We consider the additive version of the matrix denoising problem, where a random symmetric matrix $S$ of size $n$ has to be inferred from the observation of $Y=S+Z$, with $Z$ an independent random matrix modeling a noise. For prior distributions of $S$ and $Z$ that are invariant under conjugation by orthogonal matrices we determine, using results from first and second order free probability theory, the Bayes-optimal (in terms of the mean square error) polynomial estimators of degree at most $D$, asymptotically in $n$, and show that as $D$ increases they converge towards the estimator introduced by Bun, Allez, Bouchaud and Potters in [IEEE Transactions on Information Theory 62, 7475 (2016)]. We conjecture that this optimality holds beyond strictly orthogonally invariant priors, and provide partial evidences of this universality phenomenon when $S$ is an arbitrary Wishart matrix and $Z$ is drawn from the Gaussian Orthogonal Ensemble, a case motivated by the related extensive rank matrix factorization problem.
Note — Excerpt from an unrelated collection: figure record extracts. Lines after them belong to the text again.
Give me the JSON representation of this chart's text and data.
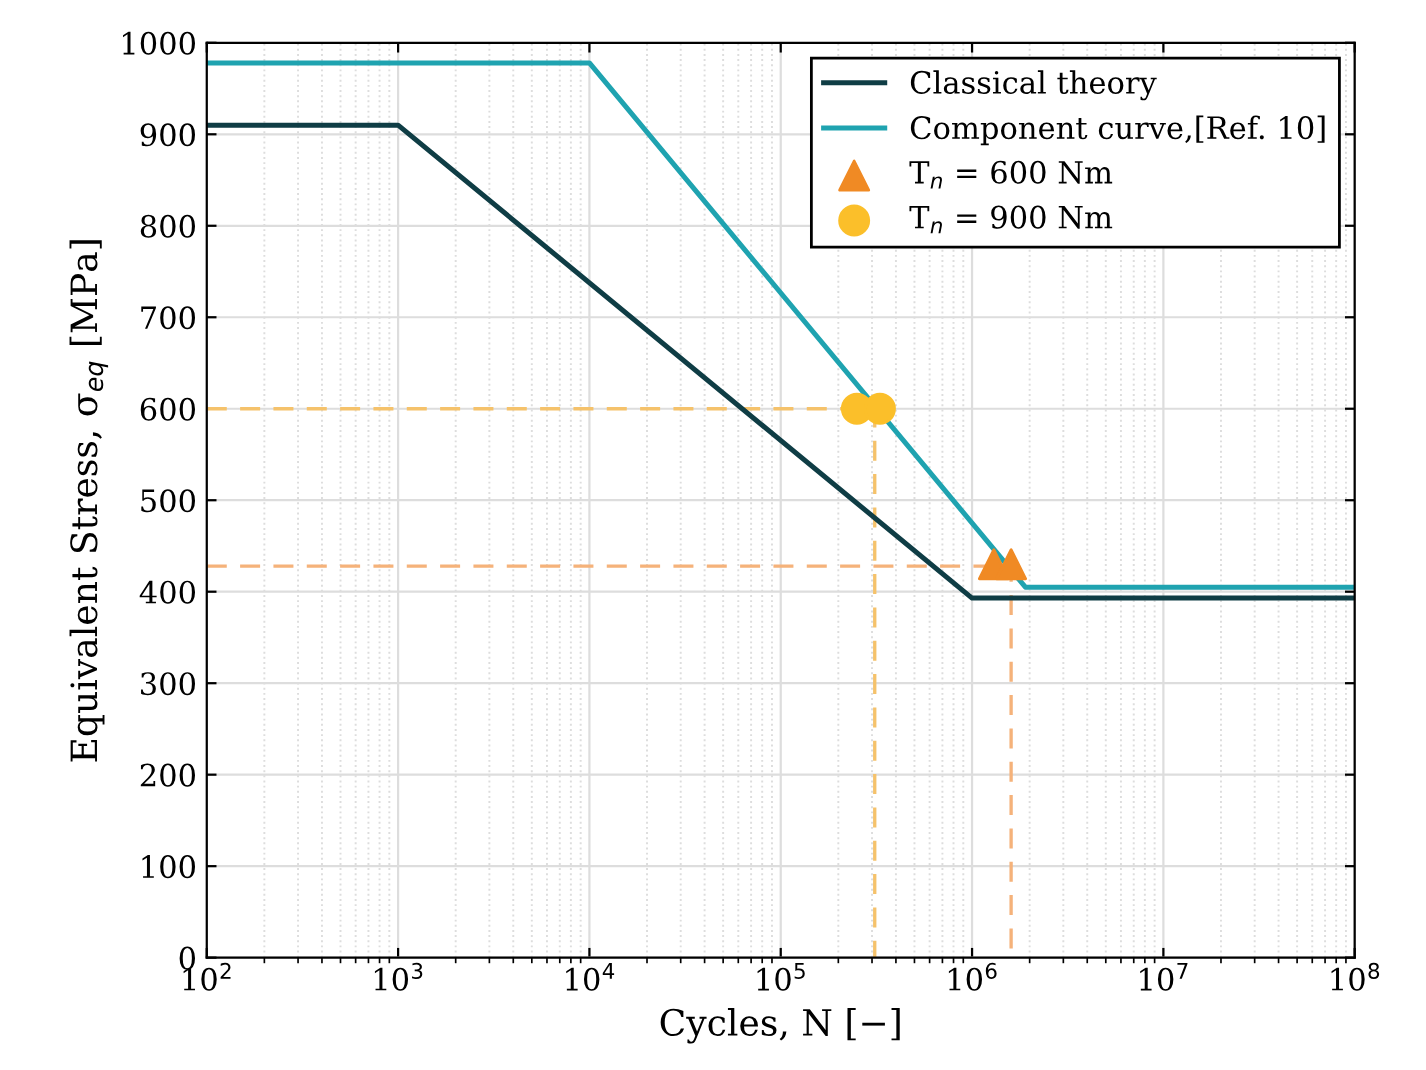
{
  "chart_data": {
    "type": "line",
    "xlabel": "Cycles, N [−]",
    "ylabel": "Equivalent Stress, σ$_{eq}$ [MPa]",
    "log": "x",
    "xlim": [
      100,
      100000000
    ],
    "xticks": [
      {
        "value": 100,
        "label": "10$^{2}$"
      },
      {
        "value": 1000,
        "label": "10$^{3}$"
      },
      {
        "value": 10000,
        "label": "10$^{4}$"
      },
      {
        "value": 100000,
        "label": "10$^{5}$"
      },
      {
        "value": 1000000,
        "label": "10$^{6}$"
      },
      {
        "value": 10000000,
        "label": "10$^{7}$"
      },
      {
        "value": 100000000,
        "label": "10$^{8}$"
      }
    ],
    "ylim": [
      0,
      1000
    ],
    "yticks": [
      0,
      100,
      200,
      300,
      400,
      500,
      600,
      700,
      800,
      900,
      1000
    ],
    "grid": true,
    "legend": "top right",
    "series": [
      {
        "line_style": "dashed",
        "color": "#f5c26b",
        "x": [
          100,
          310000,
          310000
        ],
        "values": [
          600,
          600,
          0
        ]
      },
      {
        "line_style": "dashed",
        "color": "#f5b27a",
        "x": [
          100,
          1600000,
          1600000
        ],
        "values": [
          428,
          428,
          0
        ]
      },
      {
        "name": "Classical theory",
        "color": "#0f3d45",
        "x": [
          100,
          1000,
          1000000,
          100000000
        ],
        "values": [
          910,
          910,
          393,
          393
        ]
      },
      {
        "name": "Component curve,[Ref. 10]",
        "color": "#1fa3b0",
        "x": [
          100,
          10000,
          1900000,
          100000000
        ],
        "values": [
          978,
          978,
          405,
          405
        ]
      },
      {
        "name": "T$_{n}$ = 600 Nm",
        "type": "scatter",
        "marker": "triangle",
        "color": "#f08a24",
        "x": [
          1300000,
          1600000
        ],
        "values": [
          430,
          430
        ]
      },
      {
        "name": "T$_{n}$ = 900 Nm",
        "type": "scatter",
        "marker": "circle",
        "color": "#fbbf2a",
        "x": [
          250000,
          330000
        ],
        "values": [
          600,
          600
        ]
      }
    ]
  }
}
翻译：我们考虑矩阵去噪问题的加性版本，即需要从观测数据 $Y=S+Z$ 中推断出尺寸为 $n$ 的随机对称矩阵 $S$，其中 $Z$ 是建模噪声的独立随机矩阵。对于在正交矩阵共轭作用下不变的 $S$ 和 $Z$ 先验分布，我们利用一阶和二阶自由概率理论的结果，渐近地确定了不超过 $D$ 阶的多项式估计器在均方误差意义下的贝叶斯最优解，并证明当 $D$ 增大时，这些估计器收敛于 Bun、Allez、Bouchaud 和 Potters 在 [IEEE Transactions on Information Theory 62, 7475 (2016)] 中提出的估计器。我们推测这种最优性在严格正交不变先验之外仍然成立，并在 $S$ 为任意 Wishart 矩阵且 $Z$ 取自高斯正交系综的情形下，为这种普适性现象提供了部分证据，该案例的动机来源于相关的扩展秩矩阵分解问题。